Думать Игорь не стал. Развернулся и кинулся прочь, мимо мёртвых машин, к «Ниве» — тяжело, оскальзываясь на наледи, — и всю дорогу спину жгло: вот сейчас, сзади. Он не обернулся ни разу — знал, что обернётся и пропадёт. Доскочил, втиснулся за руль, потянул дверь на себя — придавил собачку замка. Что той твари запор — смех один, он понимал это трезво, как про чужой засов на сарае. А всё же отпустило, на волос — на то железо, что встало между ним и дорогой.
Сидел, вцепившись в руль, пока не унялось сердце и не отпустило руки. За стеклом лежала та же дорога — машины, фура, лес. Из чащи не вышло ничего. Ничего не двинулось. Может, и не было ничего — нервы, морок. Столько лет на службе, а шарахнулся, как мальчишка.
Только он знал, что не морок. И знал теперь ещё одно, хоть и не пускал в слова: своих ему отсюда не вывести. Ни Сорокина, ни Дроздова, ни Пашку. Нет их больше. Пропали.
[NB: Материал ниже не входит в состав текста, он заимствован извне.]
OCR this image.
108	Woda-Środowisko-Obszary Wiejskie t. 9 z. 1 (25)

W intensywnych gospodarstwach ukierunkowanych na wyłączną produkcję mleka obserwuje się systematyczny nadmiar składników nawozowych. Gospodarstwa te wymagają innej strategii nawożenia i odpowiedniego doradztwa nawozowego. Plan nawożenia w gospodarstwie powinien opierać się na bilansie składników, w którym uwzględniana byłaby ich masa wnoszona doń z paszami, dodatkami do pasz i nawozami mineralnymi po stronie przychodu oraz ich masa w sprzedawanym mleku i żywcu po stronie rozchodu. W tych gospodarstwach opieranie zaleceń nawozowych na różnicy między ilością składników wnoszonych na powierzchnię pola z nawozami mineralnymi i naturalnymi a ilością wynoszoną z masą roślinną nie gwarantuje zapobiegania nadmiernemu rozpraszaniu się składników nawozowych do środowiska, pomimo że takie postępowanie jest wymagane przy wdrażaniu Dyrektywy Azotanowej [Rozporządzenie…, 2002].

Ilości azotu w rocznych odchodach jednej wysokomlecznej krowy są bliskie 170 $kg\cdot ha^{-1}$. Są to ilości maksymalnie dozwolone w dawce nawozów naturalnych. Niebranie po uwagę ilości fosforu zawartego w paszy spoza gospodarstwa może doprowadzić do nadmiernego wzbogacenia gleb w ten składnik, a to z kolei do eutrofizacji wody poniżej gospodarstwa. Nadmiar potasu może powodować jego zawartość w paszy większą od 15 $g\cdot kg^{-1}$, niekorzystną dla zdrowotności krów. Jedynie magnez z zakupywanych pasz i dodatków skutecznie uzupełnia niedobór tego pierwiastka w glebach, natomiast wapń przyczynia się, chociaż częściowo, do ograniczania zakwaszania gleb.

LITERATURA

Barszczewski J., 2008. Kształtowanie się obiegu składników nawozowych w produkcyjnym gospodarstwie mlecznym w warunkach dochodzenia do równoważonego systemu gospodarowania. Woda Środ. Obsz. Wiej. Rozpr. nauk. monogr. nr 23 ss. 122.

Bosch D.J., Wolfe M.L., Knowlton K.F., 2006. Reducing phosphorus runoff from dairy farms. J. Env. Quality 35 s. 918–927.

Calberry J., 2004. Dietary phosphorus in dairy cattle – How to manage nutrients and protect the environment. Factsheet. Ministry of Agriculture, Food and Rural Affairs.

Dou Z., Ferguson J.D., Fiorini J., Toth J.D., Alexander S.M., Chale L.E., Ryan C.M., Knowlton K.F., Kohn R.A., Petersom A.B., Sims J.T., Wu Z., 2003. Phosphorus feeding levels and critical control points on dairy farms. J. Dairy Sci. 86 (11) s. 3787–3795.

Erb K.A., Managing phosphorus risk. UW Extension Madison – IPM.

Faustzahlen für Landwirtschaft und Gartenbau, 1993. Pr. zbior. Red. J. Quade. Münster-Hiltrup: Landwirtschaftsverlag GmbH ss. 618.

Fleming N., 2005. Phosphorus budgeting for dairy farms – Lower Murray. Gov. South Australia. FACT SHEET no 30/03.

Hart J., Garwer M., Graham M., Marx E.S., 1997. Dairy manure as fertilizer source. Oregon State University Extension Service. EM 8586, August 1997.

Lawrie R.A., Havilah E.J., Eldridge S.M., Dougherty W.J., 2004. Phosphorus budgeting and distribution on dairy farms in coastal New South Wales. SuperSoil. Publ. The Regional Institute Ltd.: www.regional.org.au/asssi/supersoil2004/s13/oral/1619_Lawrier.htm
Он завёл «Ниву», развернулся в три приёма на тесной дороге. И, разворачиваясь, решил — сам, без приказа, которого некому было отдать. Дорогу закрыть. Не здесь, у фуры, — здесь не выстоять. На въезде, у самого посёлка: машину поперёк, ленту, пост. Чтоб больше ни одна живая душа не сунулась сюда. Один он эту дорогу не удержит. Но закрыть — закроет. Больше некому.
Назад «Нива» шла ходко. День, короткий, октябрьский, догорал за лесом мутной полосой, посёлок впереди уже теплился редкими окнами, и Игорь гнал, торопясь поставить пост засветло. У самой опушки навстречу выскочили фары.
Машина шла туда — к лесу, на мёртвую дорогу. Игорь встал поперёк, мигнул дальним, вышел. Из встречной легковушки высунулся мужик, немолодой, с серым от недосыпа лицом.
— Чего перегородил? Пусти.
— Дальше нельзя. Дорога закрыта. — Игорь сказал это, как говорят на посту: без нажима, без объяснений, чтоб не спорили. Только бы мужик не расслышал, как дрожит голос. — Поворачивай.